Дружинники скрутили ему руки и повели в кустарник.
Ромка вернулся на передний край.
…Маёвка продолжалась. Играла гармошка, и под неё лихо отплясывали русскую. В другом конце под гитару пели песни.
А потом снова выступали ораторы с речами о революции, о свободе, о счастье для всех людей.
Кусты орешника были расцвечены флажками. Посреди поляны у знамени стоял Ромкин отец.

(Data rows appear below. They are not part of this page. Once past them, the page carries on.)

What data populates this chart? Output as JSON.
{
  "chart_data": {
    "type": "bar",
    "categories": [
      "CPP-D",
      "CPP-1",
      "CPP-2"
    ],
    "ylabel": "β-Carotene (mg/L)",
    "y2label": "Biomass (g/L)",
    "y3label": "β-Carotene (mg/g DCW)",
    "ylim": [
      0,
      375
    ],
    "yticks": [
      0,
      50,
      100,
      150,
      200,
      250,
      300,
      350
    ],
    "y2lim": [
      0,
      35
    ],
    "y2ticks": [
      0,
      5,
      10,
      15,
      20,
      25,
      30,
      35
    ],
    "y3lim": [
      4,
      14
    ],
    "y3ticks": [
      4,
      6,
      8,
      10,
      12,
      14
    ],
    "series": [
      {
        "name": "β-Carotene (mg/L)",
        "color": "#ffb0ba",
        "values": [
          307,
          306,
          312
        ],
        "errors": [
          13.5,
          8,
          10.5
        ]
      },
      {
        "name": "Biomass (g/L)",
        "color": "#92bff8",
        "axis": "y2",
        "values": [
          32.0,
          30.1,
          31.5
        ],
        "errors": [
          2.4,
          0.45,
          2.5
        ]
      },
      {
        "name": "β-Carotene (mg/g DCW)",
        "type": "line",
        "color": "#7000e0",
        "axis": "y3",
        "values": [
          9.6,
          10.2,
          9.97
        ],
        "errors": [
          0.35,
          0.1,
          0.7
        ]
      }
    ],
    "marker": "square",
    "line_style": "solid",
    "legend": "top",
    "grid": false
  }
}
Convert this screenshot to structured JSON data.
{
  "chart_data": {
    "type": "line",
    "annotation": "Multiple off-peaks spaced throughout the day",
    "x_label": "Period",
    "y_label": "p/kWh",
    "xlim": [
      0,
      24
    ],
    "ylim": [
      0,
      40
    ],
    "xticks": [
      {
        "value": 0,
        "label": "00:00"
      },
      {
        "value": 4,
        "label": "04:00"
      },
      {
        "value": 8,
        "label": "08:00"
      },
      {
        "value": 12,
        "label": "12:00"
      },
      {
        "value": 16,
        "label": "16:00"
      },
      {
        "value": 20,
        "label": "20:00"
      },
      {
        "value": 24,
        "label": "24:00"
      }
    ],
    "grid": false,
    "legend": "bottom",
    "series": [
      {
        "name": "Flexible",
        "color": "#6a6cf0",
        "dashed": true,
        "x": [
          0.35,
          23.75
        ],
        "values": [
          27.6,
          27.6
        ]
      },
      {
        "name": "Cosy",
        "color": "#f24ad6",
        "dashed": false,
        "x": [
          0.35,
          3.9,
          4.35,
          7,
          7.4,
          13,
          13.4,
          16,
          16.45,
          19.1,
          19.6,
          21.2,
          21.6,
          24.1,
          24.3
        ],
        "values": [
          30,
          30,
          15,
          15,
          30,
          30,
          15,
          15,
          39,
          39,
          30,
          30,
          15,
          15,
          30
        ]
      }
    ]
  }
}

Молодой парень, сидевший на пеньке, растянул гармонь, прижался к ней щекой, и все запели:
Не успели допеть песню, как на поляну примчались Ромка и Василь.
— Казаки! Казаки на конях!
— Рассыпаться по лесу! — приказал дядя Ефим.
Замолкла гармонь. Оборвалась песня. Дружинники унесли знамя. Рабочие побежали в глубь леса.
Ломая кусты и сучья, казаки пробирались на поляну.
Ромка бежал и чувствовал позади себя тяжёлое дыхание. Вот грубая рука схватила его за плечо. Ромка сорвал с себя красный бант и сунул за пазуху.
— А ну-ка, щенок, давай сюда!
Казак отпустил плечо, но резкая боль обожгла Ромкино лицо. Он упал.
— Ах ты гад! — закричал кто-то нерабочих. — Нагайкой бить!
Рабочий помог Ромке встать, другие оттеснили казака, и все вместе побежали в лес.
Казаки рыскали по лесу. В густом кустарнике они увидели странную фигуру: у человека в жандармской форме были завязаны глаза, руки скручены за спиной, сабля и револьвер болтались на шее. Странная фигура не решалась двинуться с места, видимо боясь наткнуться на дерево. На неё нельзя было смотреть без смеха.
Это был пленный жандарм, отпущенный рабочими на свободу.
…Ромка с отцом вернулись домой к вечеру. Мать сидела на крыльце и, пригорюнившись, ждала их. Увидев сына, всплеснула руками. Наискось через Ромкино лицо шёл багровый рубец, правый глаз совсем закрылся.